Dievest

Proving That SBF Intended To Commit Fraud With FTX

Intent Matters, As Much As It Does

SBF intended to commit fraud. How do you know that?

Because cryptocurrencies are a fraud, no matter how legitimized you think they became. In fact if you were to argue the merit of any cryptocurrency business in the right jurisdiction you would see that. Too many people thought they could make money on this fraud, even by pretending it was a real opportunity.

Part of what you see with FTX is a multi-level marketing scheme for lending. In other words, you could get set up on FTX to borrow money, to lend it out. People who borrowed money from FTX borrowers of course soon learn how valuable they could make that – washing money in & out of the system. That process was growing accounts “on paper” (online) so long as nobody actually took real money out.

Except, of course, Bankman-Fried. He routinely took real money out to buy properties, travel, and do whatever other nerd shit he did. His parents were owed money on the regular, as evidenced by the fact they are secretly paying his legal fees. Convenient for them, he’s the only one in the hot seat criminally.

MLM’s Aren’t Inherently Frauds, Nor Are All Frauds MLM’s

If you know anything about MLM’s you know that they can’t actually have more than a dozen or so levels before you only have retail customers. People get sold the idea of being a distributor, creating their own downline. But in the end, it’s those at the top of this system which are churning people out. However in traditional MLM’s you’re usually selling a physical product which takes time to make, ship, and sell. Or fail to sell. At the end of the day, the time it takes a traditional MLM con to fail is about enough time for another one to pop up, or the original one to slide away from scrutiny to another jurisdiction. The companies which manage to exist for a long time like Herbalife, are an anomaly.

But if Bankman-Fried were even competent at mathematics, he’d know this.

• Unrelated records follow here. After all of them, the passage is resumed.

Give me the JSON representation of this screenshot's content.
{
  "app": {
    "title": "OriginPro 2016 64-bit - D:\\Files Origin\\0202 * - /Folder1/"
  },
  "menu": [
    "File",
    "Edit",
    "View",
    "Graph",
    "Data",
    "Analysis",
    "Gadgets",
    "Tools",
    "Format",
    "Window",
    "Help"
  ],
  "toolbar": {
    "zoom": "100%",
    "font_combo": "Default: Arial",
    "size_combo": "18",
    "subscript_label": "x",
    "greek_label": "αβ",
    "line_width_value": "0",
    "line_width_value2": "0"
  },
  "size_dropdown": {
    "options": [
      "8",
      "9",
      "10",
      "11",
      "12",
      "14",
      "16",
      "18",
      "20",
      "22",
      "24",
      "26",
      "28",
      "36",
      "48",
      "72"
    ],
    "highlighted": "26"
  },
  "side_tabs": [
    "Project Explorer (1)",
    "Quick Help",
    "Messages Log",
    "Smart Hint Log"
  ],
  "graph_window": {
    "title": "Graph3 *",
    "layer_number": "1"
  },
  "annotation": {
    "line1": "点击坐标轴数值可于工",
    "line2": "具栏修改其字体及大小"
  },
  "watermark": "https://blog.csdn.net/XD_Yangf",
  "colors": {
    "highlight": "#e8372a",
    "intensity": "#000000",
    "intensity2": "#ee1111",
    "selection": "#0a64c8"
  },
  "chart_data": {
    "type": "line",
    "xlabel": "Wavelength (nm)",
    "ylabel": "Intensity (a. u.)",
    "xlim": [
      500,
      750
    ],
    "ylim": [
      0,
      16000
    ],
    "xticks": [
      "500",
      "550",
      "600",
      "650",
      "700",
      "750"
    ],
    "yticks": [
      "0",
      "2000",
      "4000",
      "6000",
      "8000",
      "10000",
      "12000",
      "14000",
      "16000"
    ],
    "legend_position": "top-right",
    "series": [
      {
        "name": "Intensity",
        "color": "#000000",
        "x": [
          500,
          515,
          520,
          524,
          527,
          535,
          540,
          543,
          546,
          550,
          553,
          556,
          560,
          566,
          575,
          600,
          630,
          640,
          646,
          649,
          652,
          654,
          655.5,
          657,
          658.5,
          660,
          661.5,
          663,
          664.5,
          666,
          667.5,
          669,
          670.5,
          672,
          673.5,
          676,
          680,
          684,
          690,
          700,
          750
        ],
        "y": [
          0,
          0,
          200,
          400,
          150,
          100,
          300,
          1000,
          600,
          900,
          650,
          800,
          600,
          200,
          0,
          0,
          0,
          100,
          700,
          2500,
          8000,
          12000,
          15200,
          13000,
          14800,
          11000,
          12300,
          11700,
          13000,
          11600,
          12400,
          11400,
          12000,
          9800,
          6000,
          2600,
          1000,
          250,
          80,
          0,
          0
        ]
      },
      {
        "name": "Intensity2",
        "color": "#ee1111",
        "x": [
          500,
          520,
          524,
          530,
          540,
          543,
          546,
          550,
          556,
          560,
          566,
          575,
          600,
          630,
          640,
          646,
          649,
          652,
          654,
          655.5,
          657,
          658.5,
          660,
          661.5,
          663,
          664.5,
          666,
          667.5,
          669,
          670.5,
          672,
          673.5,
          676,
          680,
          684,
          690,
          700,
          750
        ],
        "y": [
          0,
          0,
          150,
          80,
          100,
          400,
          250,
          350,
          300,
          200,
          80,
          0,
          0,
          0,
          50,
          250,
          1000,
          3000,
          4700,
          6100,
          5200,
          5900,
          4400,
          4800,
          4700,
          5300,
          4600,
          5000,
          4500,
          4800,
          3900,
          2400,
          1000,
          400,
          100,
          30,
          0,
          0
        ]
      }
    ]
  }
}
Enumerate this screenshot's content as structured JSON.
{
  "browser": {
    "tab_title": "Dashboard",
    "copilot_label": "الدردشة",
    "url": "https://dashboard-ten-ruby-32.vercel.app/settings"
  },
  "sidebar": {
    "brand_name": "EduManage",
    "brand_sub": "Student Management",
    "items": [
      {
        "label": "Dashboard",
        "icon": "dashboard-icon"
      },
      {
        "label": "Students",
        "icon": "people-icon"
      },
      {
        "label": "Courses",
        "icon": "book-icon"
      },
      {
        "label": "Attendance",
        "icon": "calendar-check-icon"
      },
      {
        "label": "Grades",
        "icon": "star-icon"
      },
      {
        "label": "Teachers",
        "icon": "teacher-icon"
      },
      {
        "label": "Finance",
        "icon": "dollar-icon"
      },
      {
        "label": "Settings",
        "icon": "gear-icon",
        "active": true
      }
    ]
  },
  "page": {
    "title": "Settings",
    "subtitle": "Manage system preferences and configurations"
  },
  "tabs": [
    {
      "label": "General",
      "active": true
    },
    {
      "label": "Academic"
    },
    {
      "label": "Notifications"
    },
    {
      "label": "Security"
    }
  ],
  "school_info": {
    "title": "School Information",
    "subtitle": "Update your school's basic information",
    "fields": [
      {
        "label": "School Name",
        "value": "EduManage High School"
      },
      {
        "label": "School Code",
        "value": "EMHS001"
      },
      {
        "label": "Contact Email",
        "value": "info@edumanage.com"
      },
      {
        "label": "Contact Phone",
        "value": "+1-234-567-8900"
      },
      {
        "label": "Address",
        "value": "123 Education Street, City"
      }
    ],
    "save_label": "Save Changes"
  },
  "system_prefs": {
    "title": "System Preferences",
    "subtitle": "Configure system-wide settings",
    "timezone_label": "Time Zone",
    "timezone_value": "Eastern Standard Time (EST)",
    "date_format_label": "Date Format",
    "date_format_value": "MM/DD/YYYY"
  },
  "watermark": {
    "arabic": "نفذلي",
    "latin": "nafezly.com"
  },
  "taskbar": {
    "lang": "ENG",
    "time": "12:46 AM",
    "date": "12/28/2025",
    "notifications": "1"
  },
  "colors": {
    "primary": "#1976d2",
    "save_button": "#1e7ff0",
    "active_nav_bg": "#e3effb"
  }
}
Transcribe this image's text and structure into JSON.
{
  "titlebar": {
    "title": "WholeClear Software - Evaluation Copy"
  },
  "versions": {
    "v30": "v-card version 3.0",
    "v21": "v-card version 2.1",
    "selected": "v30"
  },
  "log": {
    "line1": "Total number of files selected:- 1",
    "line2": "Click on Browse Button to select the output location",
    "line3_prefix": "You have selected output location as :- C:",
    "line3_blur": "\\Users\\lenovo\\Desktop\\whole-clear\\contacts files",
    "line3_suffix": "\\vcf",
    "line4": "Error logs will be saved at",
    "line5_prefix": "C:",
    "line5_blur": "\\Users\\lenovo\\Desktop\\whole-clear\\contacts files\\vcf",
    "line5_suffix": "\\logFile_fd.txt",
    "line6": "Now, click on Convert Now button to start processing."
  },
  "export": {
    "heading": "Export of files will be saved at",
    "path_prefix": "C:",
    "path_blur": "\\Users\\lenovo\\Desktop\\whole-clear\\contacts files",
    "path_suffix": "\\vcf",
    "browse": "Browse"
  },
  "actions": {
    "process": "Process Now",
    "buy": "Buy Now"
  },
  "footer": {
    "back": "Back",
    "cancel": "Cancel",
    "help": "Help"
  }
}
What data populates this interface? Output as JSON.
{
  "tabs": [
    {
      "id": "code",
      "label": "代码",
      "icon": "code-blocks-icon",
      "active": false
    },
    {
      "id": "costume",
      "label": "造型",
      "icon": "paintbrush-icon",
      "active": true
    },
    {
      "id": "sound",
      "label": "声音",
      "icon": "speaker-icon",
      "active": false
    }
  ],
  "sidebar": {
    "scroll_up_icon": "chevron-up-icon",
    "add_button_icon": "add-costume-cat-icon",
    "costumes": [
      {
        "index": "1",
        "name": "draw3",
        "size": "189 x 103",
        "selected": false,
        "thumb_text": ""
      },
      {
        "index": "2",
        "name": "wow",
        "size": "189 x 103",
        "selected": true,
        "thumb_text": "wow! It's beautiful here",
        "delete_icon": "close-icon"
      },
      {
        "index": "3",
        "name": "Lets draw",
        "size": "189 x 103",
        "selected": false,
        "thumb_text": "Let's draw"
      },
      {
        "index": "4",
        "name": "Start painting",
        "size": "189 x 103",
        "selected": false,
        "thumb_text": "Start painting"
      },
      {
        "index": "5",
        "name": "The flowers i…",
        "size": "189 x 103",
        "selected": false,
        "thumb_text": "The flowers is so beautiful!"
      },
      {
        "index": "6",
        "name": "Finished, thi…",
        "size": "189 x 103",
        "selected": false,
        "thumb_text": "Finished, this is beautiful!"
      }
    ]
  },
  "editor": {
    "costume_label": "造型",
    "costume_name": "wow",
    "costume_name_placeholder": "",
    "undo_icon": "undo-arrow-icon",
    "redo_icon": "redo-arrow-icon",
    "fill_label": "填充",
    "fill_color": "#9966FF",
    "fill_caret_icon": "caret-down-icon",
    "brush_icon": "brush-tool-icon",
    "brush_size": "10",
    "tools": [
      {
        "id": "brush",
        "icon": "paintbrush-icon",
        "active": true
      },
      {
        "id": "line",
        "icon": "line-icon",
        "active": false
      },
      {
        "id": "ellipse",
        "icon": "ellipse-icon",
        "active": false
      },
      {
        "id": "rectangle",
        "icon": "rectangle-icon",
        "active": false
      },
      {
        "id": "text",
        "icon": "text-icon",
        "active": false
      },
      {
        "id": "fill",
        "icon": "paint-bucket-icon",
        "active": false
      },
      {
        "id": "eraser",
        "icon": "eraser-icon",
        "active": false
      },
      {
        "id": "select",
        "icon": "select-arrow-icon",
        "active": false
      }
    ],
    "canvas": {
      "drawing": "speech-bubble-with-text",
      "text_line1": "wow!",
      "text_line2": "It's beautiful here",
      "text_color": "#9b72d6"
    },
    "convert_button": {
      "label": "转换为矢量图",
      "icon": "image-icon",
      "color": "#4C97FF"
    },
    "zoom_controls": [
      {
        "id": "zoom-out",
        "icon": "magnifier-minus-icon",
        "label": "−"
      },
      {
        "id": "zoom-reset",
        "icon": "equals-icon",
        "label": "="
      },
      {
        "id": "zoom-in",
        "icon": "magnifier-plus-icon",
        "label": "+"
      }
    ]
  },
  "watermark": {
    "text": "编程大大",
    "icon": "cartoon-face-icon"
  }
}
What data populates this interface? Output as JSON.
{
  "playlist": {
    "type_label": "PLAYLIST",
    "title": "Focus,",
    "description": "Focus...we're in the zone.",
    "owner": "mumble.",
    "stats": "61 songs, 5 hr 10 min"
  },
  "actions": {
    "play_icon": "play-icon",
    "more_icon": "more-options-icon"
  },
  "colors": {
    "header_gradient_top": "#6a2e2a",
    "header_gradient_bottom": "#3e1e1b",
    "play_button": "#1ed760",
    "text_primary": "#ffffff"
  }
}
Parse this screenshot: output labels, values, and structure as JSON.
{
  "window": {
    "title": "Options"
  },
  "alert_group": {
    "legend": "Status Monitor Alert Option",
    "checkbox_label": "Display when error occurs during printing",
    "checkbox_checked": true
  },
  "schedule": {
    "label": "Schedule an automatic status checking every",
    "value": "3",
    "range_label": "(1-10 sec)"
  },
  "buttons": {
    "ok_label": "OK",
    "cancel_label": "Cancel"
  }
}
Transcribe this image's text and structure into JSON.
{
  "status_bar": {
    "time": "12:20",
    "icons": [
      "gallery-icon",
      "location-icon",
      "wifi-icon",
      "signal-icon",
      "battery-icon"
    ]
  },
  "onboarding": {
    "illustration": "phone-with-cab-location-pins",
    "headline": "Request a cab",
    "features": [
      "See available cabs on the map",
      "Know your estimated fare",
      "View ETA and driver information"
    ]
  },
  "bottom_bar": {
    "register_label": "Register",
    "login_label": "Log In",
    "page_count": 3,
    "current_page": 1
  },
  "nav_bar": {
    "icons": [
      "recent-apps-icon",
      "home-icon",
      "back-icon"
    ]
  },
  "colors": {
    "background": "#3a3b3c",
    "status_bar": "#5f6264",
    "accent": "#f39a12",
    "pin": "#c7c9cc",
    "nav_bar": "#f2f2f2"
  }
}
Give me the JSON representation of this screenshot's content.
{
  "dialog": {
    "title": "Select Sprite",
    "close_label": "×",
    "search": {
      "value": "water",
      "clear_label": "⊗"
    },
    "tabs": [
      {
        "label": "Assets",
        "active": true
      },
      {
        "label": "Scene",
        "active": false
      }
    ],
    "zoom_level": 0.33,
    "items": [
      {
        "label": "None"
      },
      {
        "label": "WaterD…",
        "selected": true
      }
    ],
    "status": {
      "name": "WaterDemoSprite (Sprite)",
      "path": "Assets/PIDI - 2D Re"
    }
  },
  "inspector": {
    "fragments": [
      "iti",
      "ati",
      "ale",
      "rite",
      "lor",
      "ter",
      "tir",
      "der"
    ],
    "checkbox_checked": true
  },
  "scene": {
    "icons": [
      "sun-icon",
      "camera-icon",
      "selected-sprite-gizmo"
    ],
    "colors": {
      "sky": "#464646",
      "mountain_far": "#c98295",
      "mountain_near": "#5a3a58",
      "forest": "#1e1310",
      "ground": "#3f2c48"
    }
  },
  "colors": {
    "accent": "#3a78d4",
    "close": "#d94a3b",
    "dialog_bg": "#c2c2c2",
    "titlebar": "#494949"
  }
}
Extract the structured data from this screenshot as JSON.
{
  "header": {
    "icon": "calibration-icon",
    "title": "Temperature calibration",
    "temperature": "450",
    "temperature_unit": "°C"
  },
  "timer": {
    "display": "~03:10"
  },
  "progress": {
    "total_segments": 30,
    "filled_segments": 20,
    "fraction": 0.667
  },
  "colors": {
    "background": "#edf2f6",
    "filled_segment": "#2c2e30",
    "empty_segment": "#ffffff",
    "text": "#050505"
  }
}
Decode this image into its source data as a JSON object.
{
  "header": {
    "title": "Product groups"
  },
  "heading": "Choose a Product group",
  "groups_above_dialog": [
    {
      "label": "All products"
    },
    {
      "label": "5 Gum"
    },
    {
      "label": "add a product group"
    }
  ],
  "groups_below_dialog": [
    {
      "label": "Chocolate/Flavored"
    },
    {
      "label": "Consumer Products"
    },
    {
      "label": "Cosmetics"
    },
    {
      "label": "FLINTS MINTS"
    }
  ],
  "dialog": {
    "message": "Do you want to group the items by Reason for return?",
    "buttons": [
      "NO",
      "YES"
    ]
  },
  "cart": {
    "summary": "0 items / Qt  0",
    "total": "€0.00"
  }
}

Therefore, there had to be at least 1 day where he knew full well that the lending practices had to stop because they were quickly reaching a point where there would be no justifiable way to claim that every human being on Earth (multiple by some factor) were on his exchange. That means he knew that there would eventually be fake trades that need to be executed. However, all of this was a big show to cover actual bank/wire frauds going on at the local banking level. That’s why regional banks are now all in a panic about their stock value, people are realizing they are potentially sitting on FTX debt they never signed up for. My research, and identity being covered up by the press, is not helping anything.

Stop Playing With Funny Money, Honey

To review, all cryptocurrencies are a fraud. Think of it like decriminalizing drugs. We know they harm people, but somebody convinces others there is a benefit to enabling it. That’s the same thing with cryptocurrency. It is technically money laundering at best, but somehow American authorities allow Americans to engage with this without consequences. To be clear: there are not good crypto businesses and bad ones. They are all criminal. We just haven’t decided to charge them yet as an asset class. The pressure to not charge SBF is financially motivated more than it is politically.

The press is clinging to some hope that they weren’t really wrong about this even though it’s worse than them just being wrong. Investors are trying to get their money before exposing all of this. Politicians are inept. Police don’t get it. Worst of all is the fact that millions of people won’t see it coming when their accounts get wiped out because they didn’t realize BofA was in bed with FTX, for example.

But who am I? I’m not an important person like the fake lawyer “John Ray” over at FTX.

Nor am I a former billionaire who conned a bunch of people. But I am here when you’re ready.